Les affaires courantes sont nécessaires, ce qui n’est pas nécessairement le cas du statu quo

  • Étant donné que la pandémie de la COVID-19 peut durer encore un an ou plus, les gouvernements des provinces et des territoires devront trouver des façons de traiter les affaires qui ne sont pas liées à la pandémie.
  • Cependant, l’expérience en Alberta et au Manitoba démontre la difficulté de trouver le bon moment et les mécanismes appropriés pour reprendre les activités normales à l’intérieur des contraintes imposées par la pandémie. Les assemblées législatives et la population doivent être en mesure de suivre les activités des gouvernements alors que ceux-ci commencent à élargir l’ordre du jour.
  • Les assemblées législatives doivent également reconnaître que beaucoup de personnes sont distraites par les répercussions de la pandémie, et que de nombreuses organisations de la société civile éprouvent des difficultés financières.
  • Plutôt que de faire adopter rapidement des projets de loi au nez de la population et en faisant fi de sa participation, les assemblées législatives devraient trouver une façon d’élargir leur engagement auprès des citoyens.
  • Les consultations virtuelles en cours des comités de l’Assemblée législative de la Colombie-Britannique peuvent offrir un modèle de la façon dont les assemblées peuvent engager des processus de délibération de nouvelles mesures législatives, en invitant les citoyens à y participer plusieurs semaines avant la tenue des séances.


Qu’en est-il des comités?                                    

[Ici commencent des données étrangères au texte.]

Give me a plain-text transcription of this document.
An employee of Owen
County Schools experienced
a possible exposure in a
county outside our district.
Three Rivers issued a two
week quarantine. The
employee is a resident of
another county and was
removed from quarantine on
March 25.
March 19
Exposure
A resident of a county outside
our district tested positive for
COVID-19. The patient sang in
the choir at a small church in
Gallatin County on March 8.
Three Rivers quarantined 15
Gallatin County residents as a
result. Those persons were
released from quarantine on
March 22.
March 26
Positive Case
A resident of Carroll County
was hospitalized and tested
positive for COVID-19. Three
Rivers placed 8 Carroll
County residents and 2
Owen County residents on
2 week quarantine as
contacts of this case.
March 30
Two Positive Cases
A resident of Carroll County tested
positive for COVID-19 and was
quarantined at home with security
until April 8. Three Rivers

  • Compte tenu du petit nombre de députés requis et de la possibilité d’axer la surveillance sur des questions comme la santé et l’éducation, il est surprenant que la plupart des assemblées législatives aient si peu recours aux comités, voire pas du tout, pendant la pandémie.
  • Le fait de se réunir en ligne fournirait aux membres des comités de nouvelles possibilités de surveiller les mesures gouvernementales, d’examiner les propositions législatives et de se familiariser avec les réunions en ligne dans de plus petits regroupements.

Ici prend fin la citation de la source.